5.2. Performance Evaluation

The simulations are done using the Hadoop system, and the performance of the proposed MGSO-based model is compared with that of other algorithms. The performance of the MGSO-based replication algorithm is compared with the following four replication algorithms, namely, least frequently used (LFU), least recently used (LRU), 3-level hierarchical algorithm (3LHA), and bandwidth hierarchy-based replication algorithm (BHR). Execution time is how long it takes a program to run while the time complexity is the asymptotic behavior of running time as input size tends to infinity. In this evaluation, mean execution time is used which is the average of time taken by the algorithm to select the optimal replica and subsequent placement and the time to execute one read/write request for 12 iterations. We have utilized this parameter to evaluate the efficiency of the proposed model.

Figure 12 illustrates the mean execution time comparison of the replication algorithms with respect to the storage size, while Figure 13 shows the comparison of the algorithms in terms of mean execution time with respect to file size. It can be observed that the MGSO-based dynamic replication algorithm has lesser execution time when compared to the other algorithms. Similarly, even when larger files are employed for replication, the proposed model has less execution time, thus justifying the performance of the model. The reason that can validate this deviation is the fact that the window mechanism and optimal replica selection concept significantly reduce the execution time.

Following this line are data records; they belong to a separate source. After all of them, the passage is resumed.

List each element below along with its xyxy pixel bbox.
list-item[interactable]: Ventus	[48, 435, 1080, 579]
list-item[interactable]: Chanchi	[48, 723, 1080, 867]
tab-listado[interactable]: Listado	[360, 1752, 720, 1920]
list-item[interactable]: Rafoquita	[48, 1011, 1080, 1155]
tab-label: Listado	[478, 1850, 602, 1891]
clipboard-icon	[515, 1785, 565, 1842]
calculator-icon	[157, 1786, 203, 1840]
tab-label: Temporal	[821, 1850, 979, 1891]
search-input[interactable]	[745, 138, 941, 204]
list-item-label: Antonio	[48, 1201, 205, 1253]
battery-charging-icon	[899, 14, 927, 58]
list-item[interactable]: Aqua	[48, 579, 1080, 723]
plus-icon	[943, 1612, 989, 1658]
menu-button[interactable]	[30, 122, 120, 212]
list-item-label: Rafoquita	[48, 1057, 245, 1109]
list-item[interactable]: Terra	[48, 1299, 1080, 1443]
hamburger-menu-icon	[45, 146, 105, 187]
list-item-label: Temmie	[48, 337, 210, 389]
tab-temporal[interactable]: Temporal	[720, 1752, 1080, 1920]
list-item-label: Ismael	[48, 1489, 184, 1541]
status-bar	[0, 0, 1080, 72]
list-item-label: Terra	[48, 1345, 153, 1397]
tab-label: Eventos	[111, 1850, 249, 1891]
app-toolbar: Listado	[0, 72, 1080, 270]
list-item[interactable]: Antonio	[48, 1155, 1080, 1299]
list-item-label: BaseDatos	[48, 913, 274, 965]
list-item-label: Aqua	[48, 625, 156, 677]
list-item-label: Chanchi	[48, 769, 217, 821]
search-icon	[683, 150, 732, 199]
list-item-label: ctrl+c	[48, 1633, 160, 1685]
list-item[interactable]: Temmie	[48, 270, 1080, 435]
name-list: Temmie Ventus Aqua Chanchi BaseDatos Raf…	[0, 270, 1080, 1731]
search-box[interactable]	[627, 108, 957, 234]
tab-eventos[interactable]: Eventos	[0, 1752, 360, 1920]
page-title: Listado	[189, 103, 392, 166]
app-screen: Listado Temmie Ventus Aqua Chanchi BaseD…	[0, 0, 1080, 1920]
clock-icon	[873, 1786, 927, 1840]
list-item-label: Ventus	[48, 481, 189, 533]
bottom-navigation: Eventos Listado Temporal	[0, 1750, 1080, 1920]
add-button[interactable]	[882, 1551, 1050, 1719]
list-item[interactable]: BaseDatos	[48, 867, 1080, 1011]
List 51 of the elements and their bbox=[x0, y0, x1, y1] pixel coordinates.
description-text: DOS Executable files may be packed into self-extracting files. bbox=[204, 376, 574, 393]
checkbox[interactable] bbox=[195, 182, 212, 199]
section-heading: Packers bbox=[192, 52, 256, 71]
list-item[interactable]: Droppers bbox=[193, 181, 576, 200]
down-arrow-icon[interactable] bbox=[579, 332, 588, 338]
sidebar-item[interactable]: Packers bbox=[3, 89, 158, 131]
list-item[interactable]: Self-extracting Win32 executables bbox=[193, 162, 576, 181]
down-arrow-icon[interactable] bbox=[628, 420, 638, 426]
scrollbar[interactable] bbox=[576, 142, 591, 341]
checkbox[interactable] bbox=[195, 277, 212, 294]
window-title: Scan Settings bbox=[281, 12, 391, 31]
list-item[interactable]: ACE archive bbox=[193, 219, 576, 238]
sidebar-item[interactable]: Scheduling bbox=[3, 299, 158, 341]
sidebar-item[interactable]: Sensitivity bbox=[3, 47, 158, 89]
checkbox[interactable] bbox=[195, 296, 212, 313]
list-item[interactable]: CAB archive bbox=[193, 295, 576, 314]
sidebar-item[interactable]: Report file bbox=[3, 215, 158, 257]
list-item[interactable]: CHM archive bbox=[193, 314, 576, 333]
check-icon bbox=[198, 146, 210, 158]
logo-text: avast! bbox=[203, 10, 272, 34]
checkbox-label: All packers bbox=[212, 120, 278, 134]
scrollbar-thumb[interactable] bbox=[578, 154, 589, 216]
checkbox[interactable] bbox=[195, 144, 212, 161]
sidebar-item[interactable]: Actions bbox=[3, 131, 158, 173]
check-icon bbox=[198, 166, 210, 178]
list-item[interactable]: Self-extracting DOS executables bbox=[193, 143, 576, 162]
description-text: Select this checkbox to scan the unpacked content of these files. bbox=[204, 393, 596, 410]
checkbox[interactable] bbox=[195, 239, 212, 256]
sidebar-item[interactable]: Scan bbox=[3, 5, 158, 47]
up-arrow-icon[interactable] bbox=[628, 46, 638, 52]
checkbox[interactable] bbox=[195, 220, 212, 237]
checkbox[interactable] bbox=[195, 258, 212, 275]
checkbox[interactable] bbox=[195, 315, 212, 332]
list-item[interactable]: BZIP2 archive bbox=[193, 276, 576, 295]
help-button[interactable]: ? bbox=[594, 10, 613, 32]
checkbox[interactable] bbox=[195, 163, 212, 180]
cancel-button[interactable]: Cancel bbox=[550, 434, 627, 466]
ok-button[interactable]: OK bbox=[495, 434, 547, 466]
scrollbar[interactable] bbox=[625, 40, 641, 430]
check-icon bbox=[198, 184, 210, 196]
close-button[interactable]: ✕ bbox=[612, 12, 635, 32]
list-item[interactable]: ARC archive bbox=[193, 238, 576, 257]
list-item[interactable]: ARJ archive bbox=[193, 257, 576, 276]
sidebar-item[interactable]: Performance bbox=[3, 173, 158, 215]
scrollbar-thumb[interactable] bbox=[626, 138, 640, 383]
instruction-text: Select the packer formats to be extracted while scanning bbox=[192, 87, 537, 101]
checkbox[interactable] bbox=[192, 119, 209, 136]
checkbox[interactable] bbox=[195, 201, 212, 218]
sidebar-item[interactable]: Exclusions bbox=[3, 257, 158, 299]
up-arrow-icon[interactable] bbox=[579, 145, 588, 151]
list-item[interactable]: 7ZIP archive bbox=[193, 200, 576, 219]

Figure 14 shows the execution time for replica selection and placement, and Figure 15 shows the execution time of 1 read request for different file sizes. The execution time of the other algorithms are considerably higher than the proposed MGSO-based model as the optimal number of replica selection is performed within less time and the subsequent selection of processors is also optimal. Due to this reason, the MGSO algorithm has better performance in the selection process. Similarly, the proposed model consumes less time in executing 1 read request with different file sizes. Even with increased file size, the proposed model outperforms the other models with faster execution. It also hosts an auxiliary processor that has programmable accelerators to perform various tasks more efficiently and is attached to a number of peripherals enabling efficient performance. In this paper, the mean execution time is considered as the main efficiency criteria for analysing data reusability and parallelization. In this regard, the alternative configurations are comparable. In order to determine the best implementation, several options were explored. The simplest is to perform the entire algorithm on the host processor; this approach was used as a benchmark to assess the improvements made by the different implementations. Even though this approach incurs some negligible overhead due to replica operations, the improvement in execution time favours this approach. Thus, from the performance evaluation, it can be concluded that the proposed MGSO-based dynamic replication algorithm is the better algorithm.

6. Conclusion

Distributed systems are the highlights of most data-intensive computing application. These systems predominate most web services and geographic data processing systems. The issues of selecting optimal replica number and replica server location still continue to throw challenges that prove to be roadblocks to efficient performance the distributed systems’ applications. This study focused on developing a dynamic data replication algorithm for real-time distributed databases using MGSO that resolves the existing open challenges to a considerable extend. The simulation results also illustrate the efficient performance of the proposed MGSO-based replication algorithm. In future, MGSO-based replication algorithm can be combined with a proper scheduling algorithm to improve the overall performance of the system. The model can also be extended with additional parameters such as fault tolerance and security.

Data Availability

The data used to support the findings of this study are available from the corresponding author upon request.

Conflicts of Interest

The authors declare that there are no conflicts of interest regarding the publication of this paper.